Meir has published more than 120 papers in refereed journals. Early in his career, he concentrated on transport through quantum dots, explaining the Coulomb oscillations in the measured electric current. In the process he derived the Meir-Wingreen formula for the electric current through interaction system, a now textbook formula. Later on he made numerous contributions to the field of transport in disordered systems, in particular to the issue of phase transitions in such media, such as the metal-insulator transition in two-dimensions and the Superconductor Insulator Transition in thin films, and to the field of strong correlation effects in mesoscopic devices, in the particular the manifestation of the Kondo effect. In the latter context he suggested a solution for the long standing puzzle of the 0.7 anomaly – the observation of a step in the conductance of quantum point contacts, around the value of 0.7 2e^{2}/h (where e is the electron charge and h the Planck constant), in addition to the expected integer steps.
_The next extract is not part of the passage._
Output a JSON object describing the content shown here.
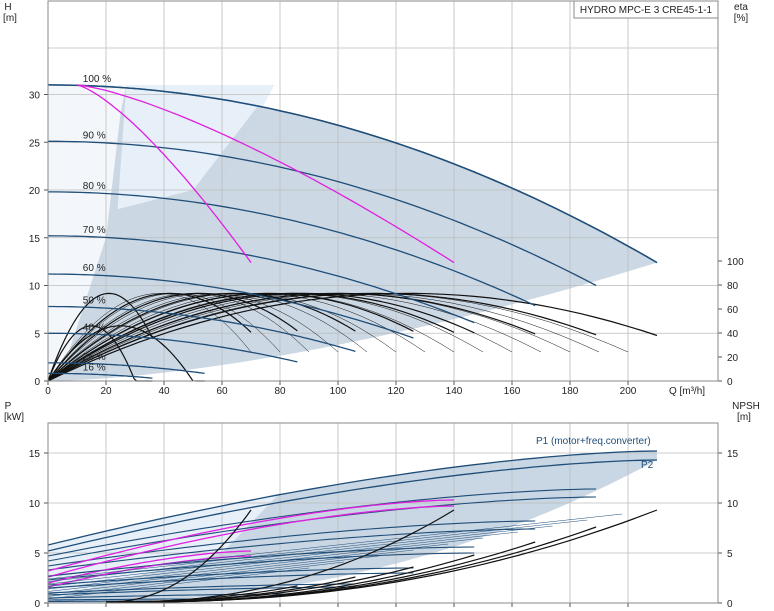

This explanation is based on an emergence of a quasi-localized state in the quantum point contact, associated with slow electrons above the point contact barrier, an observation that has been verified experimentally.
In recent years he has extended his research to the field of biology, together with his colleague Ned Wingreen from Princeton University.

Meir has been a fellow of the American Physical Society since 2003. In 2008 he won the Ben Gurion University President Award for Outstanding Scientific Achievement, during the celebrations for the 60th anniversary of the independence of the State of Israel. He served as the president of the Israeli Physical Society from 2011 to 2014.